All'inizio degli anni Novanta il L. avviò la realizzazione di un progetto destinato a consolidare l'immagine e il prestigio della sua famiglia: nel 1591, su disegno di Francesco Capriani da Volterra, iniziò la costruzione di un palazzo in via dei Coronari, il cui intento celebrativo fu compiuto, all'inizio del secolo successivo, dopo la sua morte, dai nipoti Tiberio e Orazio, suoi eredi, che incaricarono C. Maderno di ultimare il progetto architettonico e il Guercino di affiancare A. Tassi nella realizzazione della decorazione affrescata.
Il 2 giugno del 1598 il L. morì a Roma e fu sepolto, nella basilica di S. Giovanni in Laterano, nella cappella di S. Francesco da lui fondata per sé e per la famiglia.
Fonti e Bibl.: Nuntiaturberichte aus Deutschland 1560-1572, s. 2, III, Nuntius Delfino 1562-1563, a cura di S. Steinherz, Wien 1903, p. 173; V, Nuntius Biglia 1565-1566 (Juni). Commendone als Legat auf dem Reichstag zu Augsburg, a cura di I.P. Dengel, Wien-Leipzig 1926, pp. 66, 95-99, 130, 190-194; Nunziature di Venezia, XI, (18 giugno 1573 - 22 dic. 1576), a cura di A. Buffardi, Roma 1972, pp. 321, 339; Correspondance du nonce en France Antonio Maria Salviati, 1572-1578, I, 1572-1574, a cura di P. Hurtubise, Rome 1975, p. 69; L. von Pastor, Storia dei papi, VIII, Roma 1924; IX, ibid. 1925; X, ibid. 1928; XI, ibid. 1929; XVII, ibid. 1963, ad indices; R. De Maio, Alfonso Carafa cardinale di Napoli (1540-1565), Roma 1961, p. XIV; S. Tromp, De cardinalibus interpretibus s. concilii Tridentini annis 1564-1600, in La sacra congregazione del Concilio.
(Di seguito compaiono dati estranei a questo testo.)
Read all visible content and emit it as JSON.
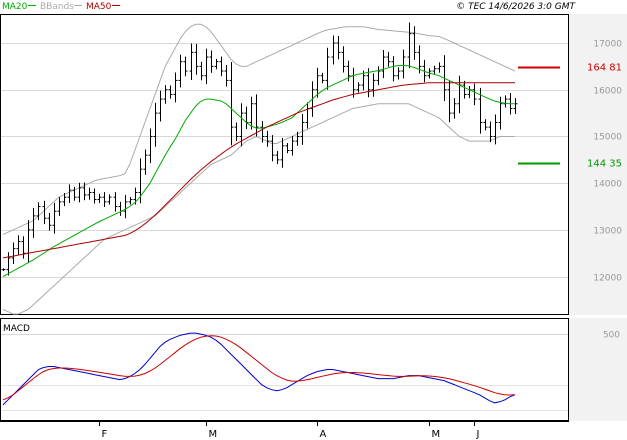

Quarto centenario dalla fondazione (1564-1964), Roma 1964, pp. 256-259, 262; D. Caccamo, Commendone, Giovanni Francesco, in Diz. biogr. degli Italiani, XXVII, Roma 1982, p. 610; E.C. Davila, Storia delle guerre civili di Francia, a cura di M. D'Addio - L. Gambino, Roma 1990, p. 671; P. Cavazzini, Palazzo Lancellotti ai Coronari, cantiere di Agostino Tassi, Roma 1998, ad ind.; O. Poncet, Innocenzo X, in Enc. dei papi, III, Roma 2000, p. 244; Hierarchia catholica, III, p. 52.